Optimizing Neonatal Nutrition
The Vermont Oxford Network (VON) is a non-profit voluntary collaboration of health care professionals dedicated to improving the quality and safety of medical care for newborn infants and their families. Established in 1988, the Network is comprised of over 700 Neonatal Intensive Care Units around the world. In support of its mission, the Network maintains a Database including information about the care and outcomes of high-risk newborn infants. The Database provides unique, reliable and confidential data to participating units for use in quality management, process improvement, internal audit and peer review.
Health care professionals from member institutions participate actively in clinical trials, long-term follow-up studies and epidemiologic and outcomes research. Members may also participate in quality improvement collaboratives for Neonatology consisting of multidisciplinary improvement teams working together to identify and implement better practices aimed at achieving measurable improvements in quality and safety. Teams attend face-to-face meetings that include interactive plenary presentations, small and large group exercises, and learning fairs in which teams share their improvement stories. Each team has joined a Learning and Improvement Community, a multi-hospital group that focuses on improving key NICU processes. Between meetings of the collaborative, teams work together through conference calls and email discussion lists.
Carrie Finch, RD, CNSC, and Cecilia Kennedy, RD, have participated as team members with the Neonatology group at MUSC, focusing on optimizing nutrition in very low-birthweight infants (VLBW) (infants born weighing < 1.5 kg).

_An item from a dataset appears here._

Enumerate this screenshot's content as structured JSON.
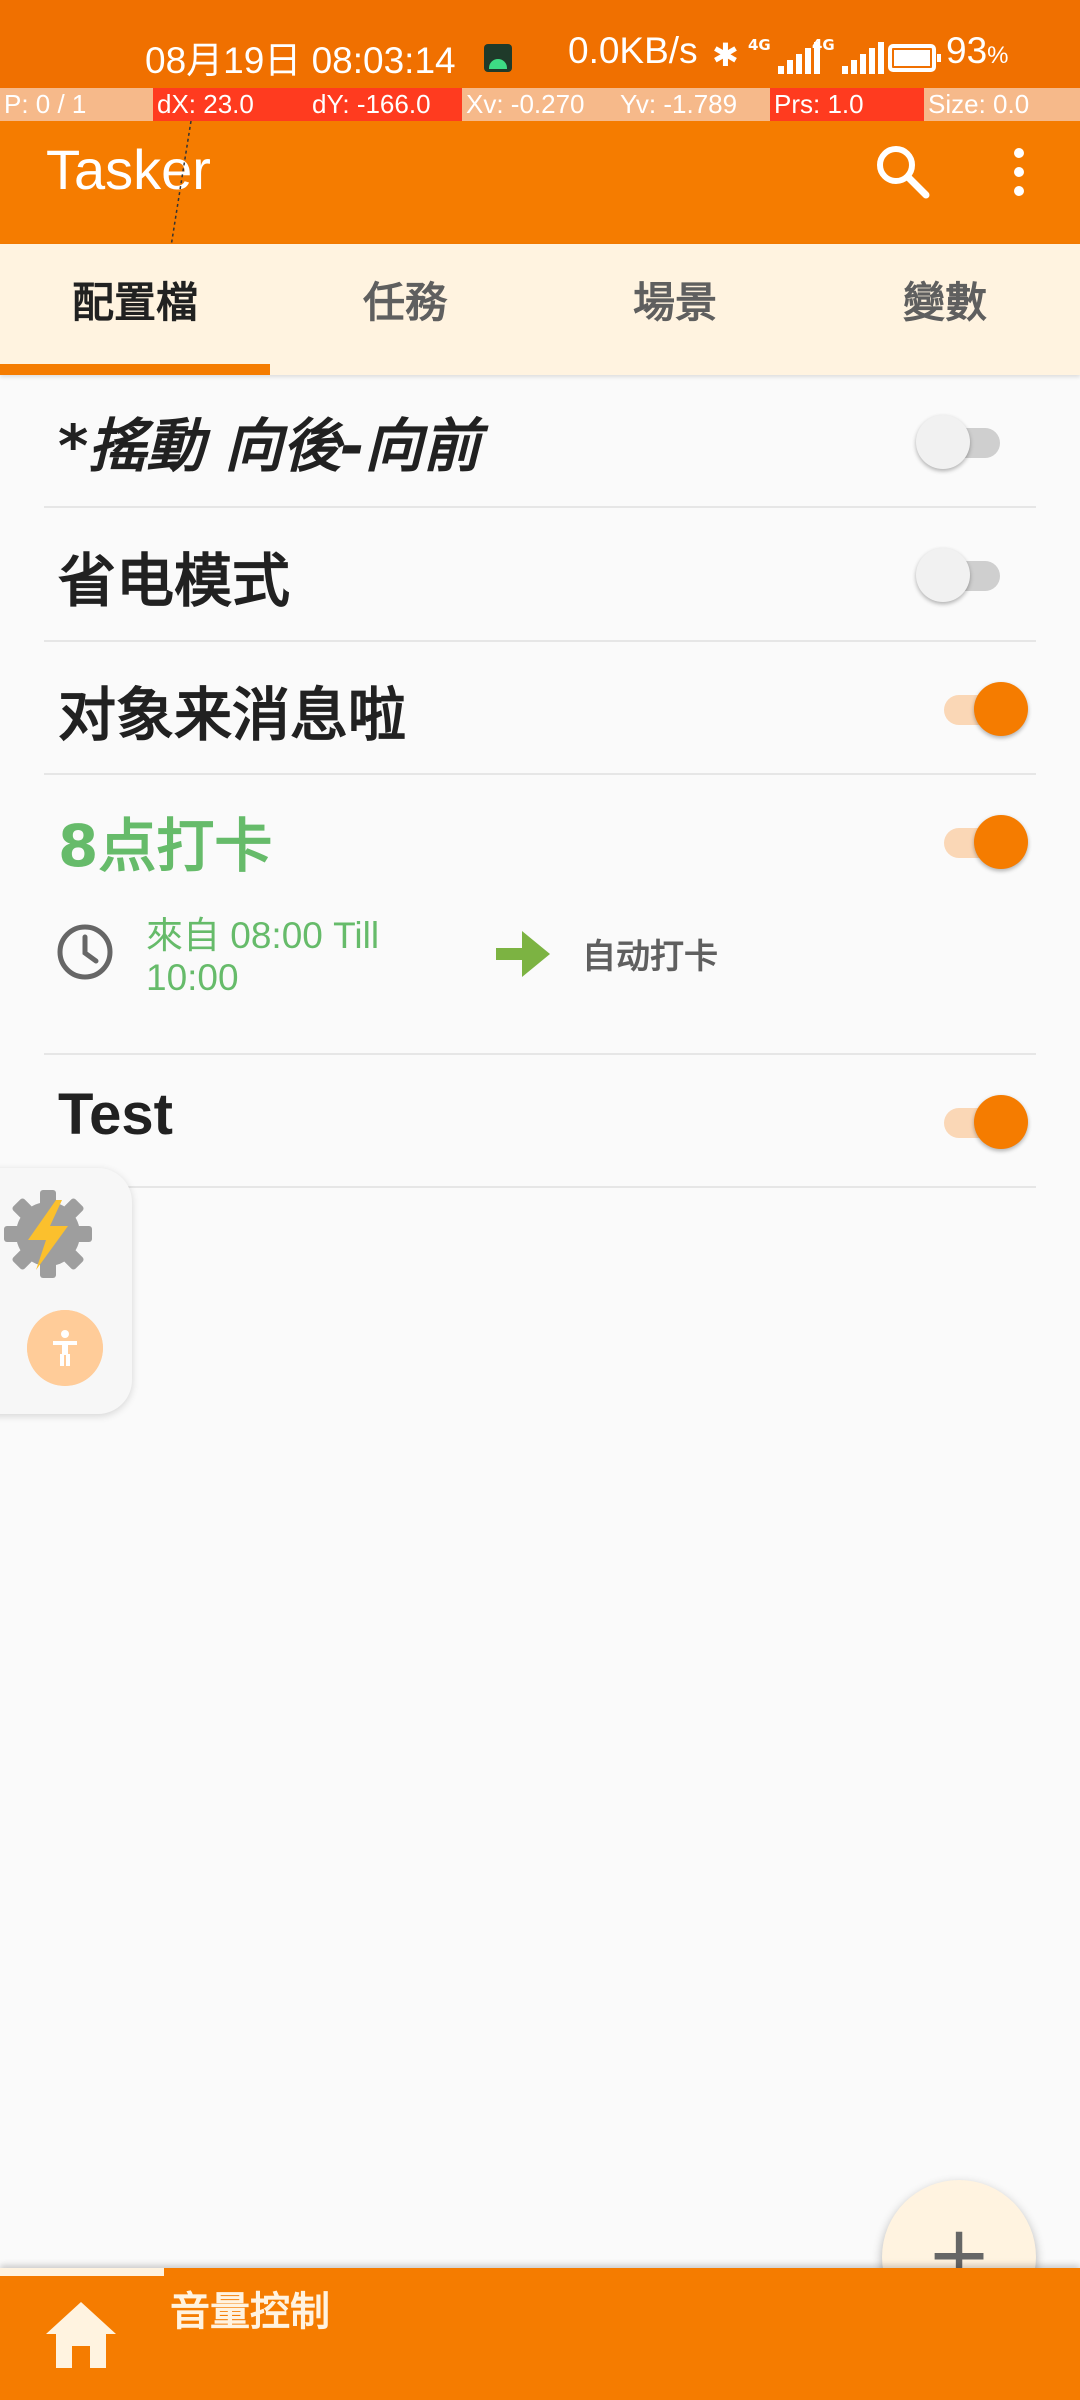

Through our Learning and Improvement Community, we have identified 6 “potentially better practice” (PBP) areas at MUSC:
1. Monitor nutritional intake and nutritional outcome measures into medical management of
prematures infants.
2. Start parenteral nutrition (PN) soon after birth, with amino acids within two hours and lipids
within 24 hours of birth, in infants < 1.5 kg.

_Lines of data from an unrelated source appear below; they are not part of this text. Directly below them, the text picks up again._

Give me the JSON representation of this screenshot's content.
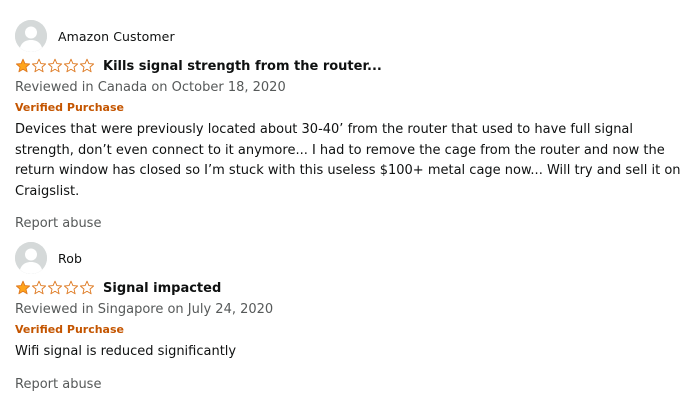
{
  "reviews": [
    {
      "name": "Amazon Customer",
      "rating": 1,
      "title": "Kills signal strength from the router...",
      "meta": "Reviewed in Canada on October 18, 2020",
      "verified": "Verified Purchase",
      "body": "Devices that were previously located about 30-40’ from the router that used to have full signal strength, don’t even connect to it anymore... I had to remove the cage from the router and now the return window has closed so I’m stuck with this useless $100+ metal cage now... Will try and sell it on Craigslist.",
      "report": "Report abuse"
    },
    {
      "name": "Rob",
      "rating": 1,
      "title": "Signal impacted",
      "meta": "Reviewed in Singapore on July 24, 2020",
      "verified": "Verified Purchase",
      "body": "Wifi signal is reduced significantly",
      "report": "Report abuse"
    }
  ],
  "colors": {
    "star_fill": "#ffa41c",
    "star_stroke": "#de7921",
    "verified": "#c45500",
    "avatar_bg": "#d5d9d9"
  },
  "icons": {
    "avatar": "default-avatar-icon",
    "star_filled": "star-filled-icon",
    "star_empty": "star-empty-icon"
  }
}
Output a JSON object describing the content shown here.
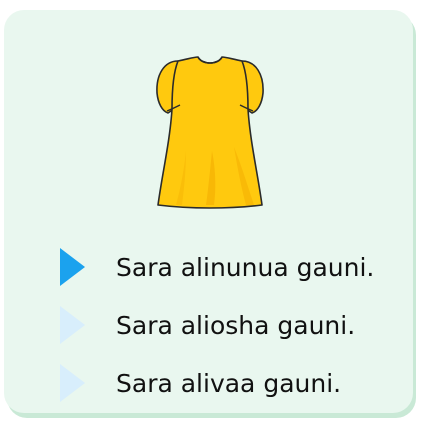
{
  "question": {
    "image_icon": "dress-icon",
    "image_color": "#ffc90e"
  },
  "options": [
    {
      "label": "Sara alinunua gauni.",
      "active": true
    },
    {
      "label": "Sara aliosha gauni.",
      "active": false
    },
    {
      "label": "Sara alivaa gauni.",
      "active": false
    }
  ],
  "colors": {
    "card_background": "#e9f7ef",
    "active_marker": "#1ba2ee",
    "inactive_marker": "#d8eefc"
  }
}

3. Promote and use human milk as the preferred nutritional substrate for premature infants
4. Implement feeding guidelines which include early trophic feeds, an algorithm for managing
residuals, and systematic advancement for infants < 1.5 kg.

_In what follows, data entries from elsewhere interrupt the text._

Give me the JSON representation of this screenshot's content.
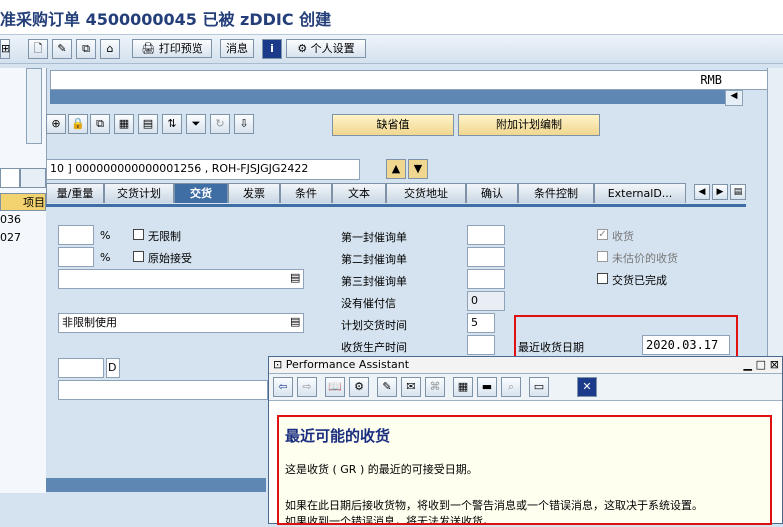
{
  "title": "准采购订单 4500000045 已被 zDDIC 创建",
  "toolbar": {
    "print_preview": "打印预览",
    "messages": "消息",
    "personal_settings": "个人设置"
  },
  "currency": "RMB",
  "actions": {
    "default_values": "缺省值",
    "additional_planning": "附加计划编制"
  },
  "item_field": "10 ] 000000000000001256 , ROH-FJSJGJG2422",
  "left_panel": {
    "label": "项目",
    "rows": [
      "036",
      "027"
    ]
  },
  "tabs": [
    "量/重量",
    "交货计划",
    "交货",
    "发票",
    "条件",
    "文本",
    "交货地址",
    "确认",
    "条件控制",
    "ExternalD..."
  ],
  "active_tab": "交货",
  "delivery": {
    "pct_unit_1": "%",
    "pct_unit_2": "%",
    "unlimited": "无限制",
    "original_accept": "原始接受",
    "stock_type": "非限制使用",
    "unit_d": "D",
    "reminder1": "第一封催询单",
    "reminder2": "第二封催询单",
    "reminder3": "第三封催询单",
    "no_expediter": "没有催付信",
    "no_expediter_value": "0",
    "planned_delivery_time": "计划交货时间",
    "planned_delivery_value": "5",
    "gr_processing_time": "收货生产时间",
    "goods_receipt": "收货",
    "non_valuated_gr": "未估价的收货",
    "delivery_completed": "交货已完成",
    "latest_gr_date_label": "最近收货日期",
    "latest_gr_date_value": "2020.03.17"
  },
  "performance_assistant": {
    "window_title": "Performance Assistant",
    "heading": "最近可能的收货",
    "para1": "这是收货 ( GR ) 的最近的可接受日期。",
    "para2": "如果在此日期后接收货物，将收到一个警告消息或一个错误消息，这取决于系统设置。",
    "para3": "如果收到一个错误消息，将无法发送收货。"
  },
  "colors": {
    "active_tab": "#3f6ea5",
    "highlight": "#e01010",
    "title": "#233e78"
  }
}
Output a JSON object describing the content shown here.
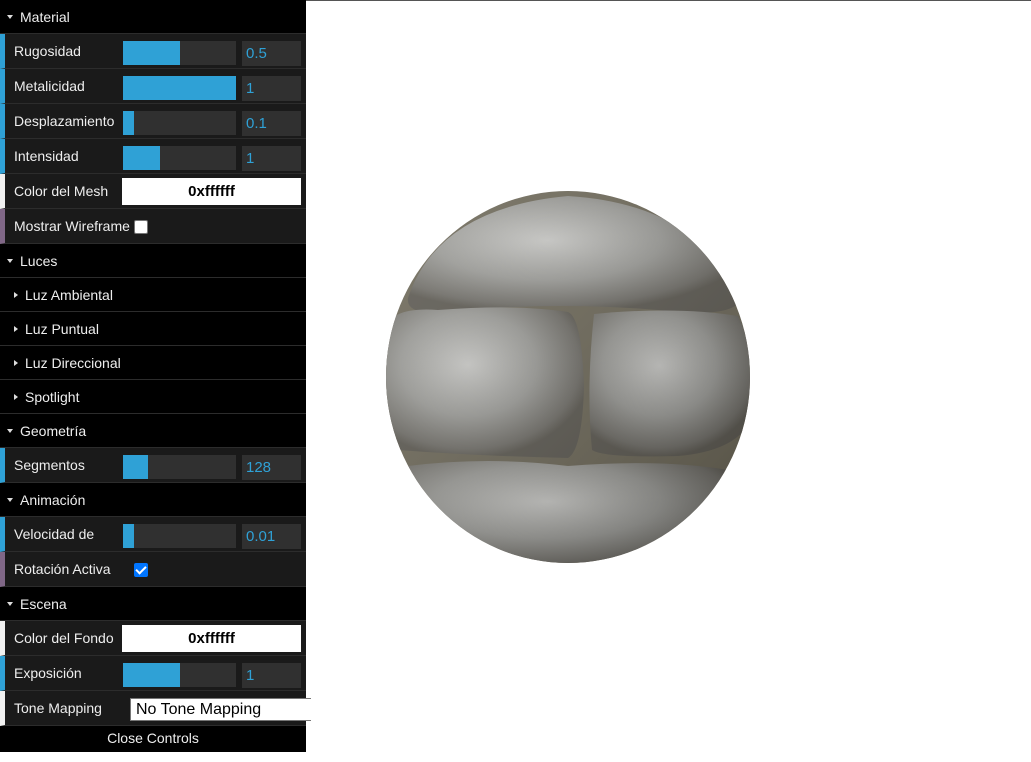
{
  "gui": {
    "folders": {
      "material": "Material",
      "luces": "Luces",
      "luz_ambiental": "Luz Ambiental",
      "luz_puntual": "Luz Puntual",
      "luz_direccional": "Luz Direccional",
      "spotlight": "Spotlight",
      "geometria": "Geometría",
      "animacion": "Animación",
      "escena": "Escena"
    },
    "material": {
      "rugosidad": {
        "label": "Rugosidad",
        "value": "0.5",
        "fill": 0.5
      },
      "metalicidad": {
        "label": "Metalicidad",
        "value": "1",
        "fill": 1.0
      },
      "desplazamiento": {
        "label": "Desplazamiento",
        "value": "0.1",
        "fill": 0.1
      },
      "intensidad": {
        "label": "Intensidad",
        "value": "1",
        "fill": 0.33
      },
      "color_mesh": {
        "label": "Color del Mesh",
        "value": "0xffffff"
      },
      "wireframe": {
        "label": "Mostrar Wireframe",
        "checked": false
      }
    },
    "geometria": {
      "segmentos": {
        "label": "Segmentos",
        "value": "128",
        "fill": 0.22
      }
    },
    "animacion": {
      "velocidad": {
        "label": "Velocidad de",
        "value": "0.01",
        "fill": 0.1
      },
      "rotacion": {
        "label": "Rotación Activa",
        "checked": true
      }
    },
    "escena": {
      "color_fondo": {
        "label": "Color del Fondo",
        "value": "0xffffff"
      },
      "exposicion": {
        "label": "Exposición",
        "value": "1",
        "fill": 0.5
      },
      "tone_mapping": {
        "label": "Tone Mapping",
        "value": "No Tone Mapping"
      }
    },
    "close_label": "Close Controls"
  },
  "colors": {
    "accent": "#2fa1d6",
    "panel_bg": "#1a1a1a",
    "title_bg": "#000000"
  },
  "viewport": {
    "object": "stone-sphere"
  }
}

5. Supplement human milk with additional protein, calories, minerals, and micronutrients to
achieve at least 3.5 grams/kg/day of protein delivery and adequate growth.
6. Promote post-discharge breastfeeding with appropriate nutrient fortification.

Our quality improvement poster presented at the VON Collaborative in Austin, TX, in April focused on the second PBP. By increasing early protein administration to our VLBW infants from 2 grams/kg to 3.2 grams/kg and ensuring administration within 2 hours of birth in our inborn patients, we have seen a corresponding decrease in extrauterine growth restriction in this population at discharge.
Currently, our percent of VLBW infants avoiding extrauterine growth restriction at discharge is 7-10%, decreased from 35% in early 2009. In 2009, there were 232 VLBW births at MUSC. This compares to 889 VLBW births admitted to Level III Neonatal ICU’s in SC in 2008. Our next improvement poster will be presented in September and likely focus on our progress with PBP 5.